Так что отодвинь лицо, Билли.
Они продолжают сменять друг друга.
И у каждого на лице будто табличка вроде тех, которые вешали себе на шею испанские, португальские и итальянские аккордеонисты на улицах Портленда, только на этих табличках написано не «Я слепой», а «Я устал» или «Я боюсь», или «Умираю от болезни печени», или «Я напичкан механизмами, и все меня обижают». Я могу прочесть все эта таблички, каким бы мелким ни был шрифт. И все они тоже могли бы прочитать таблички друг у друга, если бы захотели, но какой смысл? Лица проносятся в тумане, как конфетти.
Я забрел так далеко, как никогда. Вот на что, наверное, похожа смерть. И вот так, наверное, чувствовал бы себя овощем: ты окончательно потерялся в тумане. Не двигаешься. Тело твое кормят, пока оно может принимать пищу, а потом его сжигают. Это не очень плохо. Боли нет. Ничего особенного, лишь кратковременный озноб, который, я думаю, со временем пройдет.
Вижу, как мой командир прикалывает на доску объявлений приказы, что нам сегодня надеть. Вижу, как министерство внутренних дел США наступает на наше маленькое племя с камнедробилкой.
Вижу, как папа выскакивает из чащи, замедляет шаг и прицеливается в большого оленя который прыжками несется к кедровнику. Один за другим из ствола вырывается дымок выстрелов, вылетают заряды, и — мимо — лишь пыль поднимается вокруг оленя, когда он уже взбирается на край горной гряды. Ухмыляюсь, глядя на папу.
Это не сейчас происходит, это уже в прошлом. Понимаете? И с ним уже ничего нельзя сделать.
Слышу шепот — черные.
Мне уже не холодно. Наверное, добрался. Теперь холод меня не достанет. Даже могу остаться здесь навсегда. Мне уже не страшно. Им меня не достать. Только слова еще доносятся, но и они затухают.
Это Макмерфи. Он где-то далеко. Все пытается вытянуть нас из тумана. Ну почему он не оставит меня в покое?

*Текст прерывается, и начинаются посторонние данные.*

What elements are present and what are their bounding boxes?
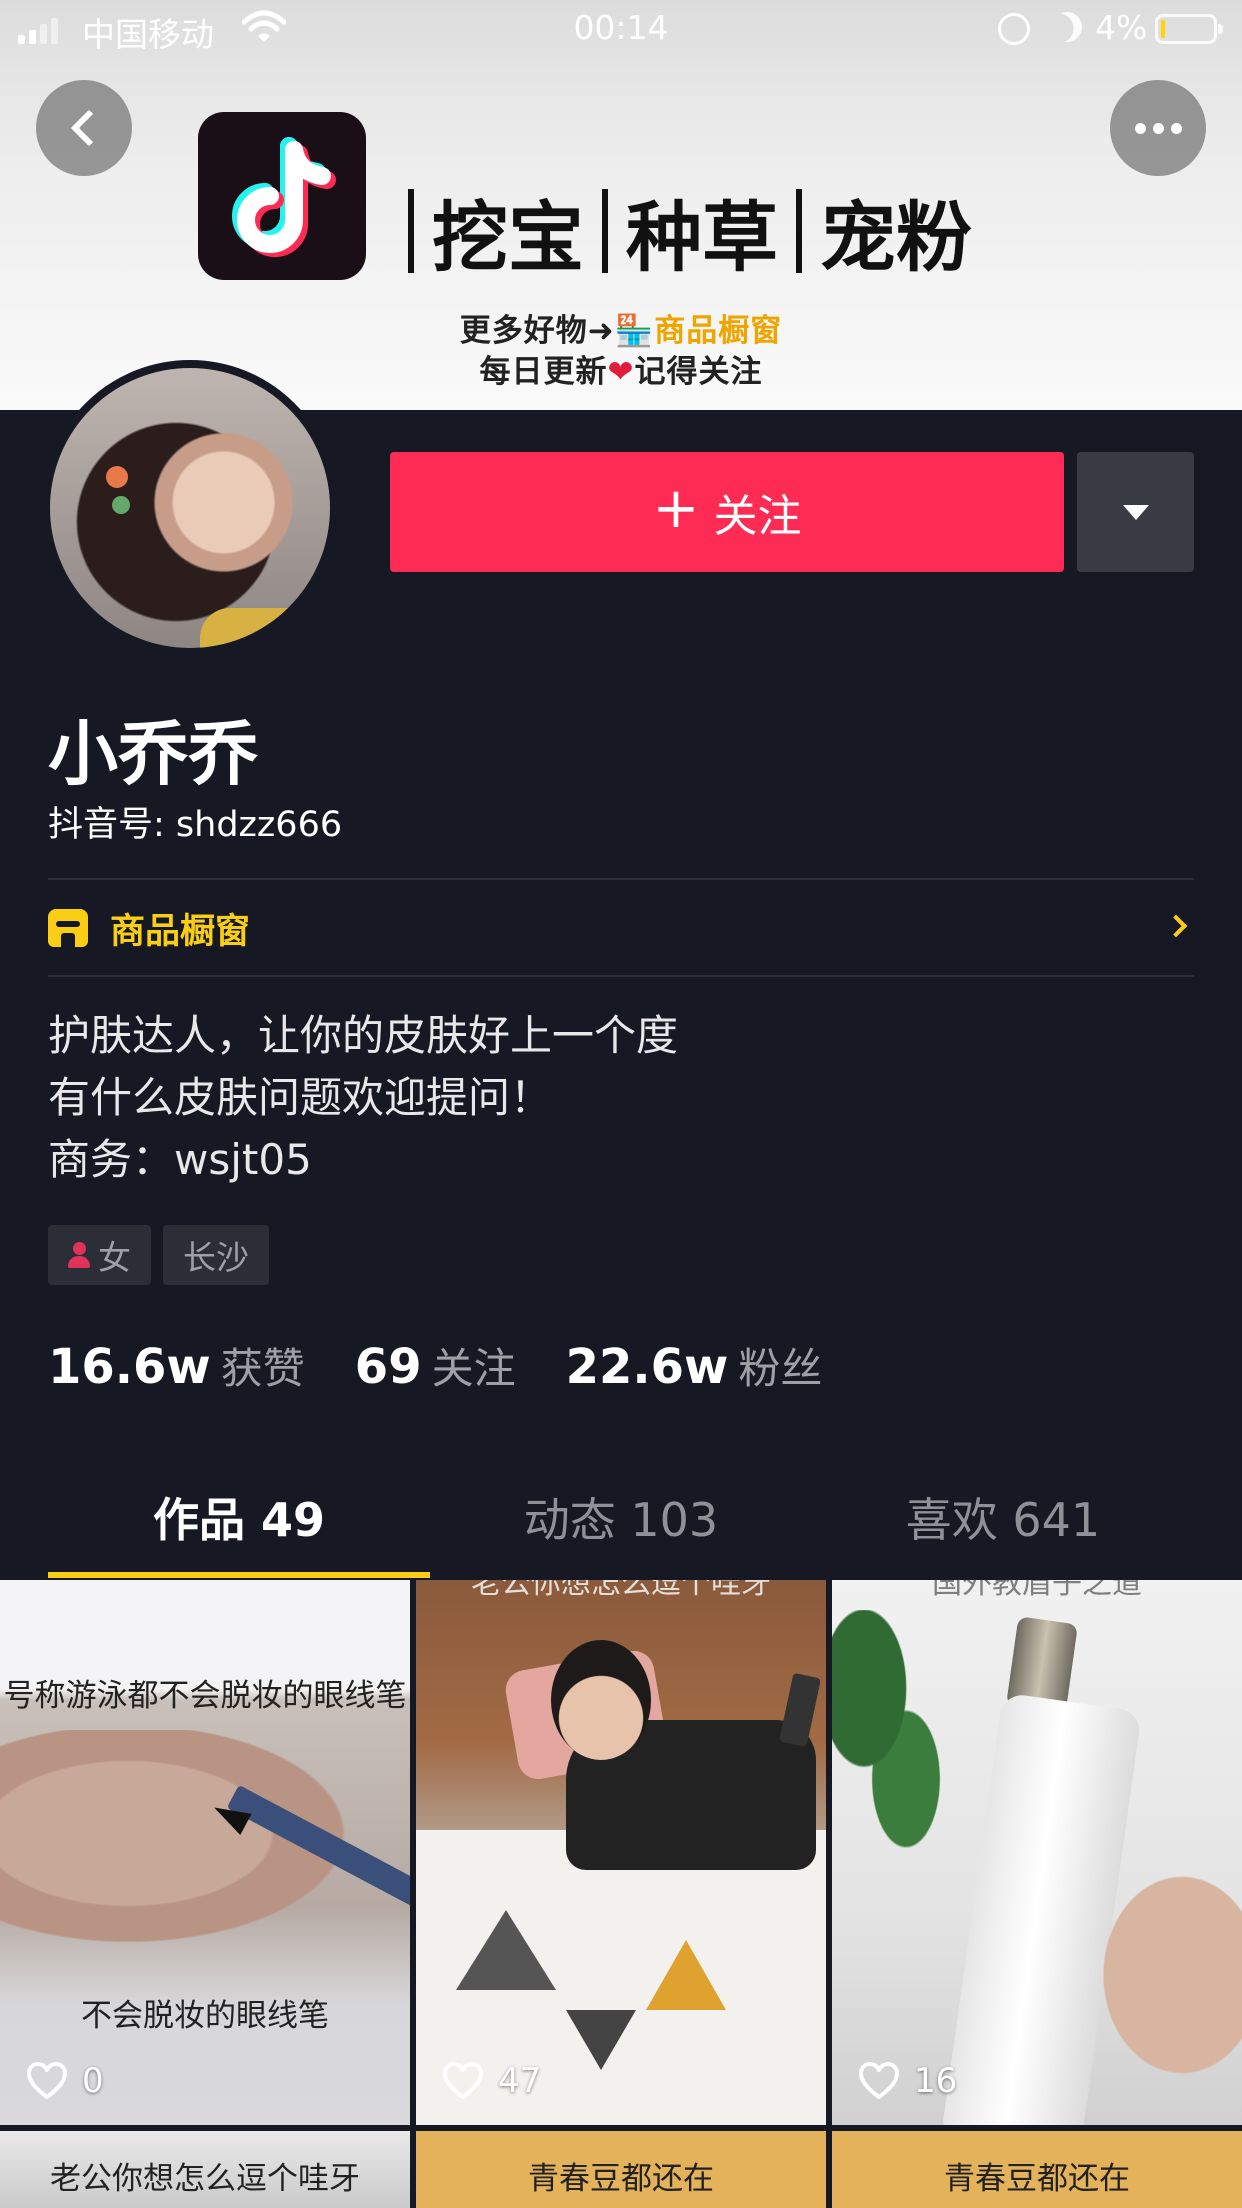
video-thumbnail[interactable]: 老公你想怎么逗个哇牙	[0, 2131, 410, 2208]
battery-icon	[1155, 14, 1223, 44]
heart-icon: ❤	[607, 354, 635, 390]
video-thumbnail[interactable]: 号称游泳都不会脱妆的眼线笔 不会脱妆的眼线笔 0	[0, 1580, 410, 2125]
status-bar: 中国移动 00:14 4%	[0, 0, 1242, 58]
banner-sub-text: 每日更新	[479, 354, 608, 390]
bio-line: 有什么皮肤问题欢迎提问！	[48, 1073, 553, 1122]
video-thumbnail[interactable]: 青春豆都还在	[416, 2131, 826, 2208]
battery-percent: 4%	[1095, 8, 1148, 47]
banner-sub-text: 更多好物➜	[459, 313, 615, 349]
following-label: 关注	[431, 1344, 516, 1393]
shop-window-row[interactable]: 商品橱窗	[48, 880, 1194, 976]
tab-likes-label: 喜欢 641	[905, 1493, 1101, 1547]
tab-works[interactable]: 作品 49	[48, 1480, 430, 1580]
likes-stat: 16.6w 获赞	[48, 1335, 305, 1396]
back-button[interactable]	[36, 80, 132, 176]
video-caption: 国外教眉子之道	[932, 1580, 1142, 1601]
shop-window-label: 商品橱窗	[110, 911, 251, 952]
divider	[48, 975, 1194, 977]
bio-line: 护肤达人，让你的皮肤好上一个度	[48, 1011, 679, 1060]
video-caption: 老公你想怎么逗个哇牙	[50, 2161, 360, 2197]
recommend-dropdown-button[interactable]	[1077, 452, 1194, 572]
ellipsis-icon	[1134, 122, 1182, 134]
profile-banner: 挖宝 种草 宠粉 更多好物➜🏪商品橱窗 每日更新❤记得关注	[0, 0, 1242, 410]
tab-works-label: 作品 49	[152, 1493, 326, 1547]
tab-moments-label: 动态 103	[523, 1493, 719, 1547]
banner-title-2: 种草	[626, 193, 778, 282]
follow-label: 关注	[713, 491, 802, 542]
like-count: 47	[442, 2061, 541, 2101]
tab-likes[interactable]: 喜欢 641	[812, 1480, 1194, 1580]
location-tag: 长沙	[163, 1225, 269, 1285]
follow-button[interactable]: + 关注	[390, 452, 1064, 572]
banner-title-1: 挖宝	[432, 193, 584, 282]
like-count: 0	[26, 2061, 104, 2101]
rotation-lock-icon	[998, 13, 1030, 45]
banner-shop-text: 🏪商品橱窗	[614, 313, 783, 349]
likes-count: 16.6w	[48, 1339, 211, 1395]
followers-label: 粉丝	[738, 1344, 823, 1393]
nickname: 小乔乔	[48, 713, 258, 795]
profile-stats: 16.6w 获赞 69 关注 22.6w 粉丝	[48, 1335, 872, 1396]
avatar[interactable]	[42, 360, 338, 656]
tiktok-note-icon	[232, 137, 336, 257]
banner-subtitle-1: 更多好物➜🏪商品橱窗	[0, 305, 1242, 350]
plus-icon: +	[652, 476, 700, 541]
like-number: 47	[498, 2061, 542, 2101]
video-caption: 老公你想怎么逗个哇牙	[471, 1580, 771, 1601]
banner-sub-text: 记得关注	[634, 354, 763, 390]
likes-label: 获赞	[220, 1344, 305, 1393]
location-label: 长沙	[183, 1238, 249, 1277]
gender-label: 女	[98, 1238, 131, 1277]
chevron-right-icon	[1164, 914, 1188, 938]
profile-tags: 女 长沙	[48, 1225, 269, 1285]
video-thumbnail[interactable]: 国外教眉子之道 16	[832, 1580, 1242, 2125]
followers-count: 22.6w	[565, 1339, 729, 1395]
video-caption: 号称游泳都不会脱妆的眼线笔	[3, 1678, 407, 1714]
video-thumbnail[interactable]: 青春豆都还在	[832, 2131, 1242, 2208]
tab-moments[interactable]: 动态 103	[430, 1480, 812, 1580]
following-stat[interactable]: 69 关注	[355, 1335, 516, 1396]
like-number: 16	[914, 2061, 958, 2101]
heart-outline-icon	[443, 2062, 483, 2099]
video-caption: 青春豆都还在	[944, 2161, 1130, 2197]
video-thumbnail[interactable]: 老公你想怎么逗个哇牙 47	[416, 1580, 826, 2125]
chevron-left-icon	[70, 109, 108, 147]
more-button[interactable]	[1110, 80, 1206, 176]
content-tabs: 作品 49 动态 103 喜欢 641	[48, 1480, 1194, 1580]
tiktok-logo	[198, 112, 366, 280]
banner-title-3: 宠粉	[820, 193, 972, 282]
tab-indicator	[48, 1572, 430, 1578]
gender-tag: 女	[48, 1225, 151, 1285]
douyin-id: 抖音号: shdzz666	[48, 805, 343, 845]
heart-outline-icon	[859, 2062, 899, 2099]
bio: 护肤达人，让你的皮肤好上一个度 有什么皮肤问题欢迎提问！ 商务：wsjt05	[48, 1005, 678, 1191]
bio-line: 商务：wsjt05	[48, 1135, 312, 1184]
female-icon	[68, 1242, 90, 1268]
video-caption: 不会脱妆的眼线笔	[81, 1998, 329, 2034]
shop-icon	[48, 909, 88, 947]
caret-down-icon	[1122, 504, 1149, 520]
following-count: 69	[354, 1339, 422, 1395]
like-number: 0	[82, 2061, 104, 2101]
video-caption: 青春豆都还在	[528, 2161, 714, 2197]
like-count: 16	[858, 2061, 957, 2101]
banner-title: 挖宝 种草 宠粉	[390, 176, 972, 286]
heart-outline-icon	[27, 2062, 67, 2099]
followers-stat[interactable]: 22.6w 粉丝	[566, 1335, 823, 1396]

— …помните, как мы недавно голосовали… насчет телевизионного времени? Так вот, сегодня пятница, и я подумал, что хорошо бы снова обсудить этот вопросец, так, посмотреть, вдруг еще кто набрался смелости.
— Мистер Макмерфи, цель данного собрания — терапия, групповая терапия, и я не вполне уверена, что эти мелкие обиды…
— Да хватит, оставьте, все это мы уже давно слышали. Я и еще несколько ребят решили…
— Одну минуту, мистер Макмерфи, разрешите мне задать вопрос группе: вам не кажется, что мистер Макмерфи слишком часто навязывает свои желания другим? Думаю, вам было бы легче, если бы мы перевели его в другое отделение.
Минуту все молчат. Потом кто-то произносит:
— Пусть голосует, почему не даете? Почему хотите отправить его в буйное только за то, что выносит вопрос на голосование? Что такого, если поменяем местами расписание?
— Но как же, мистер Скэнлон, насколько я помню, вы три дня отказывались от еды, пока мы не разрешили включать телевизор в шесть часов вместо шести тридцати.
— Нужно человеку смотреть новости? Так могут разбомбить Вашингтон, а мы об этом узнаем через неделю.